I'd like to share a remarkable incident.
Google indicated that the hackers stole data from over 200 firms for a strange reason: the
Gainsight tool that many companies use in conjunction with
Salesforce. Surprised? I was too!
Gainsight is a software developer that aids companies in understanding and supporting their customers. Gainsight connects with tools like Salesforce and provides insights to assist in improving customer satisfaction and long-term business growth.
What Happened
Salesforce observed some irregular behavior in apps built by
Gainsight that connections with
Salesforce accounts. These apps were used by hackers to access company data. Salesforce immediately removed the apps and revoked all login tokens to block the hackers from accessing the company data.
According to
Google's cybersecurity team, the hack affected more than 200 organizations. The hacking group named
Scattered Lapsus$ Hunters (and also
ShinyHunters) took credit for the attack.
The list included some notable organizations -
Atlassian,
LinkedIn,
Malwarebytes,
SonicWall,
Thomson Reuters, and
Verizon, along with others.
CrowdStrike was one of the organizations that stated they had no impact.
Gainsight stated this was not Salesforce's fault.
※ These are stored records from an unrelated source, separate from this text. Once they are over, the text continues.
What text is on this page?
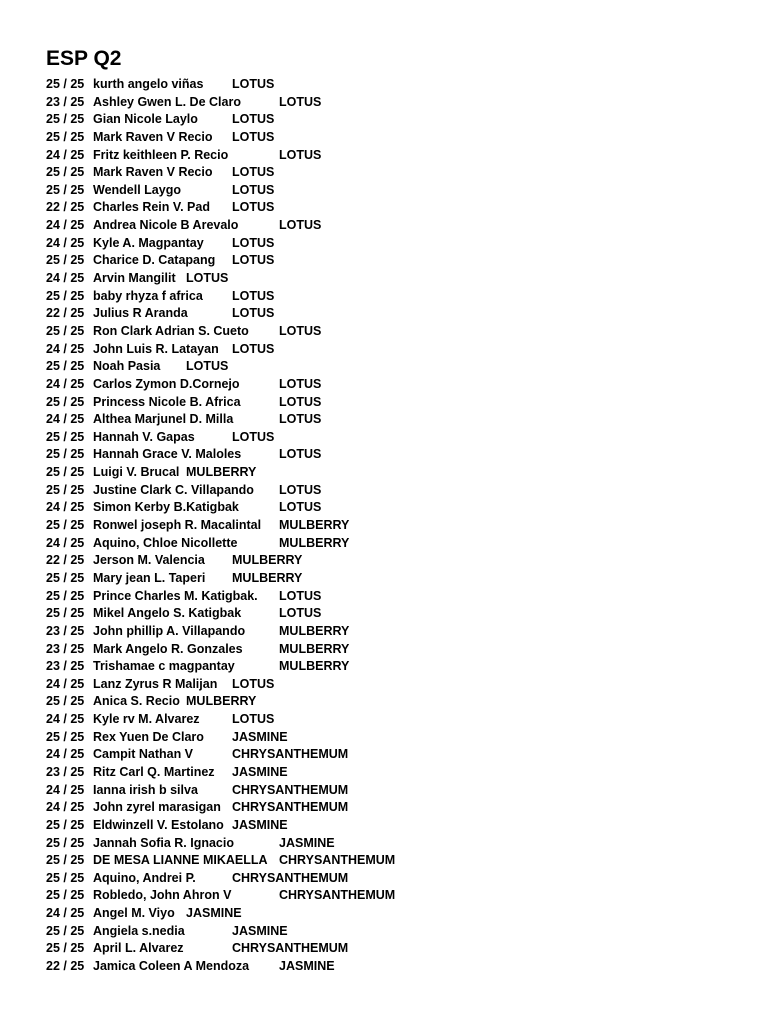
ESP Q2
25 / 25 kurth angelo viñas LOTUS
23 / 25 Ashley Gwen L. De Claro	LOTUS
25 / 25 Gian Nicole Laylo	LOTUS
25 / 25 Mark Raven V Recio LOTUS
24 / 25 Fritz keithleen P. Recio	LOTUS
25 / 25 Mark Raven V Recio LOTUS
25 / 25 Wendell Laygo	LOTUS
22 / 25 Charles Rein V. Pad LOTUS
24 / 25 Andrea Nicole B Arevalo	LOTUS
24 / 25 Kyle A. Magpantay LOTUS
25 / 25 Charice D. Catapang LOTUS
24 / 25 Arvin Mangilit LOTUS
25 / 25 baby rhyza f africa LOTUS
22 / 25 Julius R Aranda	LOTUS
25 / 25 Ron Clark Adrian S. Cueto LOTUS
24 / 25 John Luis R. Latayan LOTUS
25 / 25 Noah Pasia LOTUS
24 / 25 Carlos Zymon D.Cornejo	LOTUS
25 / 25 Princess Nicole B. Africa	LOTUS
24 / 25 Althea Marjunel D. Milla	LOTUS
25 / 25 Hannah V. Gapas	LOTUS
25 / 25 Hannah Grace V. Maloles	LOTUS
25 / 25 Luigi V. Brucal MULBERRY
25 / 25 Justine Clark C. Villapando LOTUS
24 / 25 Simon Kerby B.Katigbak	LOTUS
25 / 25 Ronwel joseph R. Macalintal MULBERRY
24 / 25 Aquino, Chloe Nicollette	MULBERRY
22 / 25 Jerson M. Valencia MULBERRY
25 / 25 Mary jean L. Taperi MULBERRY
25 / 25 Prince Charles M. Katigbak. LOTUS
25 / 25 Mikel Angelo S. Katigbak	LOTUS
23 / 25 John phillip A. Villapando	MULBERRY
23 / 25 Mark Angelo R. Gonzales	MULBERRY
23 / 25 Trishamae c magpantay	MULBERRY
24 / 25 Lanz Zyrus R Malijan LOTUS
25 / 25 Anica S. Recio MULBERRY
24 / 25 Kyle rv M. Alvarez	LOTUS
25 / 25 Rex Yuen De Claro JASMINE
24 / 25 Campit Nathan V	CHRYSANTHEMUM
23 / 25 Ritz Carl Q. Martinez JASMINE
24 / 25 Ianna irish b silva	CHRYSANTHEMUM
24 / 25 John zyrel marasigan CHRYSANTHEMUM
25 / 25 Eldwinzell V. Estolano JASMINE
25 / 25 Jannah Sofia R. Ignacio	JASMINE
25 / 25 DE MESA LIANNE MIKAELLA CHRYSANTHEMUM
25 / 25 Aquino, Andrei P.	CHRYSANTHEMUM
25 / 25 Robledo, John Ahron V	CHRYSANTHEMUM
24 / 25 Angel M. Viyo JASMINE
25 / 25 Angiela s.nedia	JASMINE
25 / 25 April L. Alvarez	CHRYSANTHEMUM
22 / 25 Jamica Coleen A Mendoza JASMINE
It came from an outside connection to Gainsight. They even hired
Mandiant, which is part of
Google, to investigate everything.
Why This Matters
This isn't a hack, it's a
supply-chain attack which means they didn't have access to Salesforce directly. They hacked into a trusted third-party app to do so and that complicates things even more.
They were able to steal
OAuth tokens (API keys) that allowed hackers access to the Salesforce accounts. It is like someone finding your spare key and unlocking your door to gain access in a legitimate manner than just breaking down the door.
Scary, huh?
What the Companies are Doing Now
- Salesforce removed the malicious Gainsight apps and paused access to all affected tokens.
- Gainsight is conducting a thorough investigation with Mandiant.
- Security experts are advising companies to scrutinize every third-party tool they interface with the their most important systems (like Salesforce).
Interfacing with their most critical systems (think Salesforce).
My Thoughts
Honestly, that's a wake-up call. Lots of companies trust apps to connect to their primary systems and don't audit them enough. If I was in charge of security I would:
- Audit all app permissions,
- Delete anything extraneous,
- Rotate security tokens often.
I think many companies will begin to do this as well after this attack.